Alan Sepinwall of HitFix wrote, "'Haunted Houses', though, demonstrates some of the pitfalls of the structure Pizzolatto's using. It's essentially an hour of filling in the blanks – specifically, what caused the end of Hart's personal and professional marriages. Between oblique references in the 2012 interviews and what we had learned about Cohle and Hart in 1995, almost everything that happened here was something we could already infer (and, in many cases, we did)." Gwilym Mumford of The Guardian wrote, "We finally learned exactly how our detective duo's relationship went south – but bigger issues came to the fore, such as: exactly what was Cohle up to in his years 'off the grid'?" Kevin Jagernauth of IndieWire gave the episode an "A" grade and wrote, "'Haunted Houses' is an evocative title for this week's episodes accurately describing the growing rot we're seeing. The house of the Lord is certainly haunted with the deaths of women and children, the police station is haunted by their own possible ties to the murders, the former marriage of Maggie and Martin still haunts them a decade later, and of course, Rust is just plain haunted by everything in his life."
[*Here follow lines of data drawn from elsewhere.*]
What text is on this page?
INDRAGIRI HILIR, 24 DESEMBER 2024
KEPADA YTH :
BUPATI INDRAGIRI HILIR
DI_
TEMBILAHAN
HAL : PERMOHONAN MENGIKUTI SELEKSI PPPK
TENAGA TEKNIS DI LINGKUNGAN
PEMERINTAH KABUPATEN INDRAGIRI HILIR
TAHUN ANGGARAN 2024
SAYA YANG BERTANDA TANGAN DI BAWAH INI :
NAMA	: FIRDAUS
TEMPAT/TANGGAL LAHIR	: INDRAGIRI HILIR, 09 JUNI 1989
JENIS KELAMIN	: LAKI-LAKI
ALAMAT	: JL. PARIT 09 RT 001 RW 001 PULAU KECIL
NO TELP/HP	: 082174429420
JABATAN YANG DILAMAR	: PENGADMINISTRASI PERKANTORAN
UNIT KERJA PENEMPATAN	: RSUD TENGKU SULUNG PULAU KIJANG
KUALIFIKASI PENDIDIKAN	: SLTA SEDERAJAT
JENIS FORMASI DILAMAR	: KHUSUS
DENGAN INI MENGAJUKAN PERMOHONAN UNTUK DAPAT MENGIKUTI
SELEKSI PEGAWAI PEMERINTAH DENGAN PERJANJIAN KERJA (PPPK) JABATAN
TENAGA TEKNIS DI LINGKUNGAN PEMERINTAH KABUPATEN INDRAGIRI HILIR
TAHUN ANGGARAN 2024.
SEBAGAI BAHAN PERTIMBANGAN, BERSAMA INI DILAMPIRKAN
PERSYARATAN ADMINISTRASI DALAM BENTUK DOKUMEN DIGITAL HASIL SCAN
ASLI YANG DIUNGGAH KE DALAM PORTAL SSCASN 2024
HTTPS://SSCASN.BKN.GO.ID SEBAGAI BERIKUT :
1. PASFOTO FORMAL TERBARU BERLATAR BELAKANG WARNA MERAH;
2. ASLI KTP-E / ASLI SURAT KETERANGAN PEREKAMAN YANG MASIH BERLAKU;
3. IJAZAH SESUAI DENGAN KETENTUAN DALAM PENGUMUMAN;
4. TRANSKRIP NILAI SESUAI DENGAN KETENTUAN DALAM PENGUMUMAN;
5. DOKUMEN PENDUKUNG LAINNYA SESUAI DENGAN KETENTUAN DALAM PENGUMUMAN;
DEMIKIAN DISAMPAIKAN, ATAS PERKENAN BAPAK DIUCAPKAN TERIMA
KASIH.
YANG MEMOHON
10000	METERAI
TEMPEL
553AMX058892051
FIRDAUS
Kenny Herzog of Vulture gave the episode a perfect 5 star rating out of 5 and wrote, "True Detective works as television because of how well it functions as a play, where no matter how big the name, everyone’s there to serve a part. And within that interior drama, a handful of messed-up protagonists search for meaning amid constantly circling misdirection. That could just as well be a metaphor for True Detective itself, and with two chapters remaining, the end's beginning — or the beginning's end — is unbearably near." Tony Sokol of Den of Geek gave the episode a 4.5 star rating out of 5 and wrote, "True Detective shows that Louisiana is filled with conspiracies, large and small. For Marty, Rusty and Maggie lies come easy and everybody sticks to their stories. We can only conjecture as to the lies the new detectives are telling. When the two partners meet at the roadside, those beers they’re off to grab are so they can get their stories together not watch the bar TV. Neither Cohle nor Harte could get through an episode of Dumb Blonds in Cracker Country."

Chris O'Hara of TV Fanatic gave the episode a 4 star rating out of 5 and wrote, "Things should certainly get interesting if they do. First because they both are no longer lawmen, but also as the tail light on Rust's truck illustrated, still broken after all these years since their parking lot fight, there are still plenty of things between them to work out." Shane Ryan of Paste gave the episode a 9.8 out of 10 and wrote, "In weeks past, we've indulged ourselves in symbolism and conjecture, but it's become clear that the truth of the resolution will transcend our theories and hearken back to choices that have been postponed for years. To catch the King in Yellow, Hart and Cohle will have to be more than brilliant — they'll have to be decisive."